Les facteurs externes

Officiellement appelées les « faits de tiers », ces causes sont indépendantes de la volonté de la SNCB et d’Infrabel et sont responsables d’environ 40% des retards (50 selon les mois).

Il s’agit ici des vols de câbles (en recrudescence, ceux-ci coûtent très chers), des accidents de personnes, des imprudences aux passages à niveaux ou encore des personnes circulant le long des voies et qui obligent le conducteur à freiner pour stopper le train (ce qui entraîne un effet boule de neige inévitable). « On ne peut pas ignorer la grande influence des causes externes sur la ponctualité, même si on sait qu’on a aussi une part dans les retards », explique Elisa Roux, porte-parole de la SNCB. « La ponctualité n’est pas acceptable pour le moment, mais on ne peut pas agir sur tous les facteurs, comme les vols de câbles par exemple », continue-t-elle.

Les facteurs internes

Avec 3.700 trains circulant par jour sur les rails, des problèmes font inévitablement surface. Les facteurs internes concernent la SNCB et son gestionnaire d’infrastructure Infrabel (responsable des voies, de la signalisation, et des cathéters).

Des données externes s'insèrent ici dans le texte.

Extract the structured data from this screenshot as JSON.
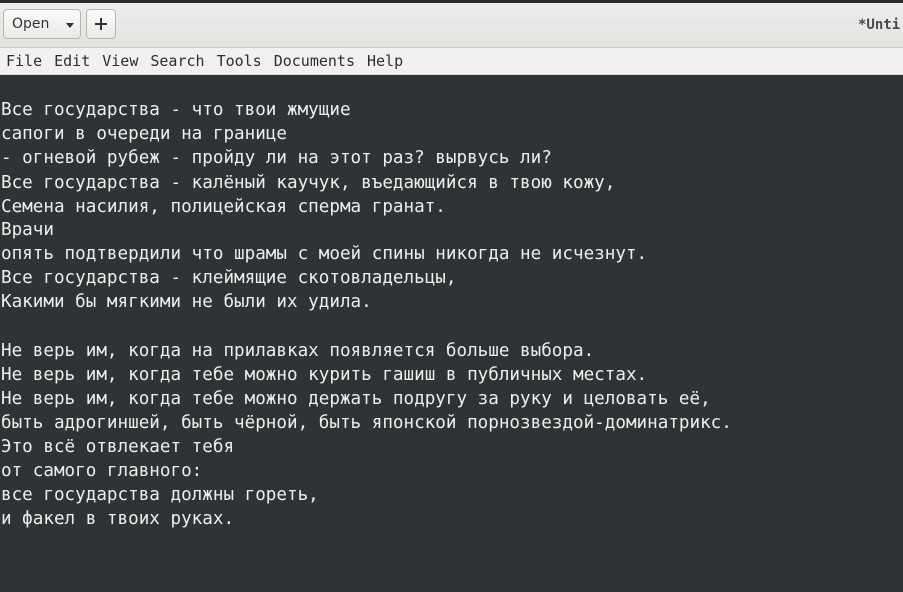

« La grande partie des retards qui nous sont imputables concernent les pannes sur le matériel », explique Elisa Roux. Pour Gianni Tabbone, président et porte-parole de navetteurs.be, il y a clairement un problème d’entretien: « L’infrastructure n’est plus entretenue comme elle le devrait, et ce depuis plusieurs années. Idem pour le matériel roulant : les trains tombent de plus en plus en panne ». Selon lui, résoudre ces problèmes internes diminuerait facilement de moitié les retards.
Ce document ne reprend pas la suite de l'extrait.